Quand les mots se veulent martiaux, la réalité institutionnelle rattrape vite le verbe présidentiel.
À Istres, Emmanuel Macron a livré un discours offensif qui sonne comme un aveu d’impuissance politique autant qu’un avertissement stratégique.
Un président en fin de règne qui joue la posture de fermeté
Sur la base aérienne 125 d’Istres, le jeudi 15 janvier, Emmanuel Macron est apparu avec un œil rougi, conséquence bénigne d’un vaisseau éclaté, qu’il a lui-même tournée en dérision. Une plaisanterie sur « l’œil du tigre », censée incarner la détermination, la puissance et la résilience, alors même que le chef de l’État évolue dans un paysage politique verrouillé, sans majorité à l’Assemblée nationale.
Derrière l’image, le contraste est saisissant. Un président affaibli politiquement, en bout de course institutionnelle, tente de reprendre la main par le registre régalien par excellence : la défense nationale.
L’Histoire ne pardonne ni l’impréparation ni la faiblesse, a-t-il martelé, invoquant le retour des puissances de déstabilisation.
Une formule lourde de sens, mais prononcée par un exécutif incapable de faire adopter un budget, condition pourtant indispensable à toute ambition militaire crédible.
Dans ce contexte, le discours ressemble moins à une démonstration de force qu’à un appel à la mobilisation lancé depuis une position de faiblesse, un coup de pression adressé aux députés plus qu’un véritable tournant stratégique.
Réarmement et impasse budgétaire : le grand écart macronien
Face à une Union européenne prise en étau entre la guerre menée par la Russie en Ukraine et l’affirmation de puissances extra-européennes, Emmanuel Macron a voulu se poser en contrepoint du fatalisme ambiant.
Pour rester libre, il faut être craint ; pour être craint, il faut être puissant, a-t-il déclaré, plaidant pour aller plus vite et plus fort.
Le chiffre est tombé : 36 milliards d’euros (4 320 milliards de francs CFP) supplémentaires pour accélérer le réarmement français, dont 3,5 milliards (432 milliards de francs CFP) dès 2026, alors même que 413 milliards d’euros (49 560 milliards de francs CFP) sont déjà programmés sur la période 2024-2030 via la loi de programmation militaire. Sur le papier, l’ambition est colossale. Dans les faits, elle se heurte à une réalité brutale : l’absence de budget voté.
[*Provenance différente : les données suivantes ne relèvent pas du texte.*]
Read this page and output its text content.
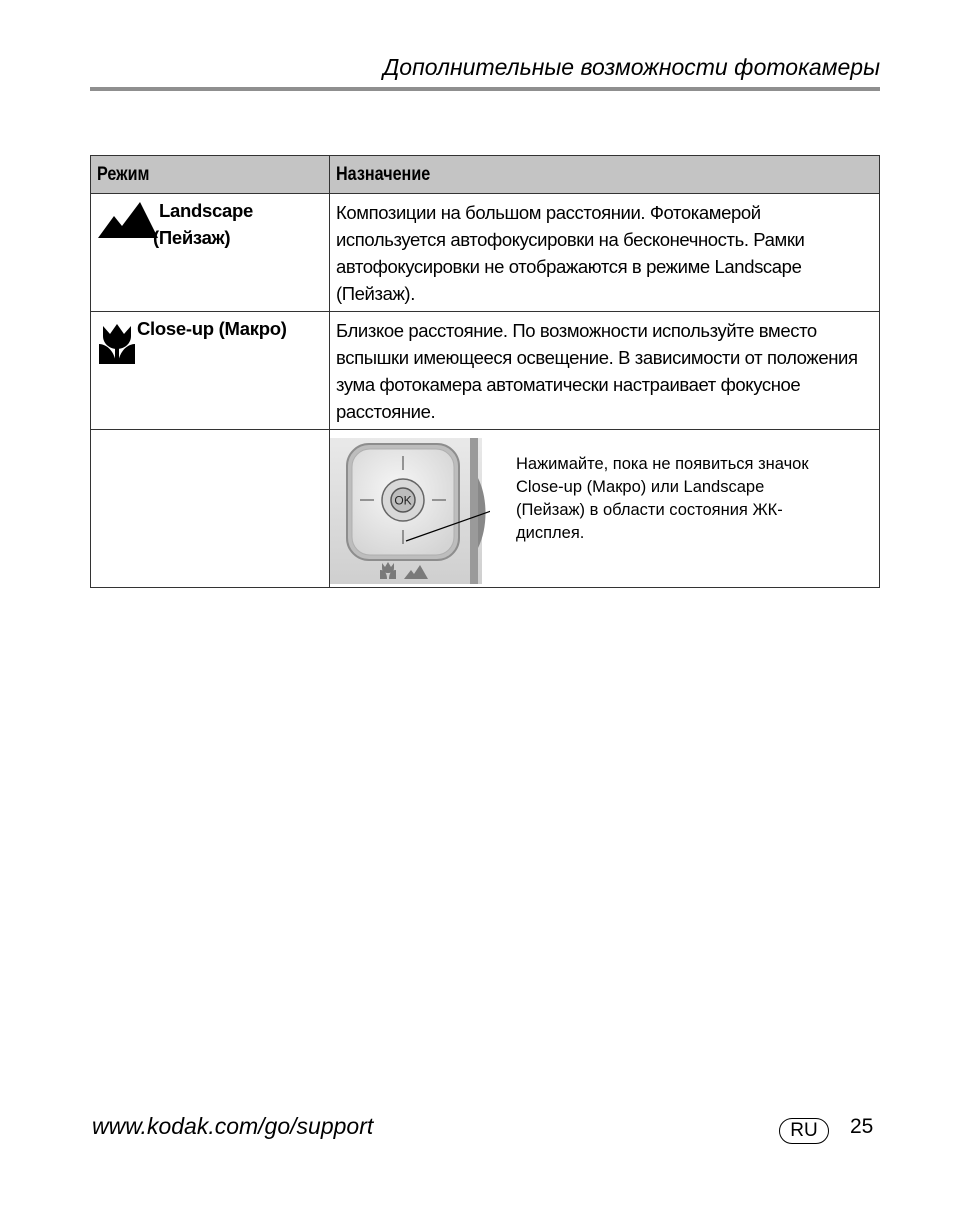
Дополнительные возможности фотокамеры
Режим	Назначение

Landscape
(Пейзаж)	Композиции на большом расстоянии. Фотокамерой используется автофокусировки на бесконечность. Рамки автофокусировки не отображаются в режиме Landscape (Пейзаж).

Close-up (Макро)	Близкое расстояние. По возможности используйте вместо вспышки имеющееся освещение. В зависимости от положения зума фотокамера автоматически настраивает фокусное расстояние.

OK
Нажимайте, пока не появиться значок Close-up (Макро) или Landscape (Пейзаж) в области состояния ЖК-дисплея.
www.kodak.com/go/support	RU	25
La LPM, réajustée chaque année par le Parlement, reste suspendue aux blocages politiques. Sans adoption du budget de l’État, les crédits supplémentaires sont gelés, les commandes retardées et les industriels placés dans l’incertitude. Emmanuel Macron en a parfaitement conscience, appelant à une adoption de l’actualisation de la LPM « d’ici au 14 juillet ». Une échéance symbolique, mais qui souligne surtout l’urgence d’un pouvoir dépendant d’un Parlement qu’il ne maîtrise plus.
Industrie de défense : discours de guerre, économie de paix
Le chef de l’État n’a pas réservé ses critiques aux seuls députés. Les industriels de la défense ont, eux aussi, été directement interpellés.
Sommes-nous en économie de guerre ? La réponse est non, a-t-il tranché, pointant des cadences de production jugées insuffisantes, notamment dans le domaine des drones, où la France accuse un retard reconnu.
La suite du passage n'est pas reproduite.